Astronomers can use Wilhelm Wien's displacement law to estimate the surface temperature of a distant star by measuring its intensity at different wavelengths.
In 1863, William Huggins suggested that stellar spectra indicated that the stars are made of exactly the same elements as can be found on Earth.
In 1920, Harkins and Arthur Eddington suggested that the fusion of hydrogen to form more massive atoms and release energy could be the energy source of stars.
In 1924, Eddington developed the main-sequence mass-luminosity relationship, that stars of similar composition and energy are brighter when they have more mass.
In 1938, Hans Bethe, Critchfield, Carl von Weizsäcker worked out that stars were powered by nuclear fusion, involving the carbon-nitrogen cycle.
In 1939, Hans Bethe and Carl von Weizsäcker proposed the proton-proton chain as the thermonuclear energy source for the sun, where four protons form helium.

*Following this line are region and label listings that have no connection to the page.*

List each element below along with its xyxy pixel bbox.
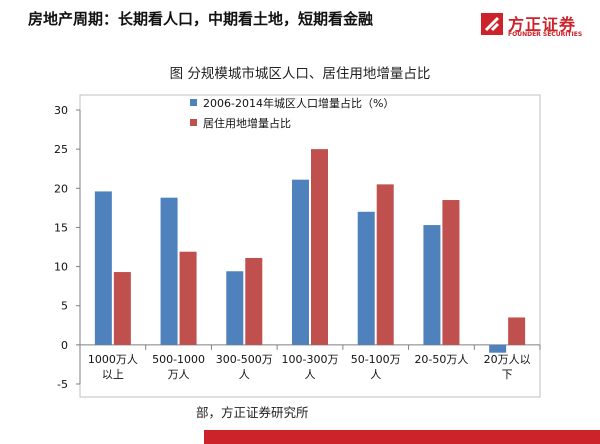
- legend-swatch: [190, 99, 197, 106]
- category-label: 100-300万: [282, 353, 339, 366]
- bar-series-1: [357, 211, 375, 345]
- logo-name-cn: 方正证券: [508, 15, 577, 34]
- y-tick-label: 25: [54, 143, 68, 156]
- category-label: 1000万人: [88, 353, 138, 366]
- category-label: 人: [305, 368, 316, 381]
- y-tick-label: 20: [54, 182, 68, 195]
- bar-series-1: [94, 191, 112, 345]
- y-tick-label: 5: [61, 300, 68, 313]
- category-label: 下: [502, 368, 513, 381]
- logo-name-en: FOUNDER SECURITIES: [508, 31, 583, 38]
- legend-label: 2006-2014年城区人口增量占比（%）: [203, 96, 394, 110]
- y-tick-label: 0: [61, 339, 68, 352]
- y-tick-label: 30: [54, 104, 68, 117]
- logo-mark-icon: [481, 13, 503, 35]
- bar-series-2: [508, 317, 526, 345]
- bar-series-2: [376, 184, 394, 345]
- bar-series-1: [423, 225, 441, 345]
- category-label: 20万人以: [484, 353, 531, 366]
- chart-title: 图 分规模城市城区人口、居住用地增量占比: [169, 66, 431, 82]
- source-note: 部，方正证券研究所: [196, 405, 309, 420]
- plot-frame: [79, 94, 541, 398]
- y-tick-label: -5: [57, 378, 68, 391]
- bar-series-2: [113, 272, 131, 345]
- y-tick-label: 15: [54, 221, 68, 234]
- category-label: 人: [239, 368, 250, 381]
- footer-accent-bar: [204, 430, 600, 444]
- y-tick-label: 10: [54, 261, 68, 274]
- company-logo: 方正证券 FOUNDER SECURITIES: [480, 10, 592, 44]
- category-label: 50-100万: [351, 353, 401, 366]
- category-label: 20-50万人: [414, 353, 468, 366]
- category-label: 300-500万: [216, 353, 273, 366]
- page-title: 房地产周期：长期看人口，中期看土地，短期看金融: [28, 10, 374, 28]
- category-label: 以上: [102, 368, 124, 381]
- legend-label: 居住用地增量占比: [203, 116, 291, 130]
- legend-swatch: [190, 119, 197, 126]
- bar-series-2: [311, 149, 328, 345]
- bar-series-2: [245, 257, 263, 345]
- bar-series-1: [160, 197, 178, 345]
- bar-series-1: [226, 271, 244, 345]
- bar-series-2: [179, 251, 197, 345]
- category-label: 500-1000: [152, 353, 205, 366]
- category-label: 人: [370, 368, 381, 381]
- bar-series-1: [292, 179, 309, 345]
- bar-series-2: [442, 200, 460, 345]
- category-label: 万人: [168, 368, 190, 381]
- bar-series-1: [489, 344, 507, 353]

In 1942, J. J. L. Duyvendak, Nicholas Mayall, and Jan Oort deduce that the Crab nebula was a remnant of the 1054 supernova observed by Chinese astronomers.
In 1967, Jocelyn Bell and Anthony Hewish discovered radio pulses from a pulsar, the first of four that Bell found. Some 350 pulsars are now known.
Pulsars are rotating bodies that emit directional radio signals, so that in certain positions, the signals are intermittent, forming a series of pulses.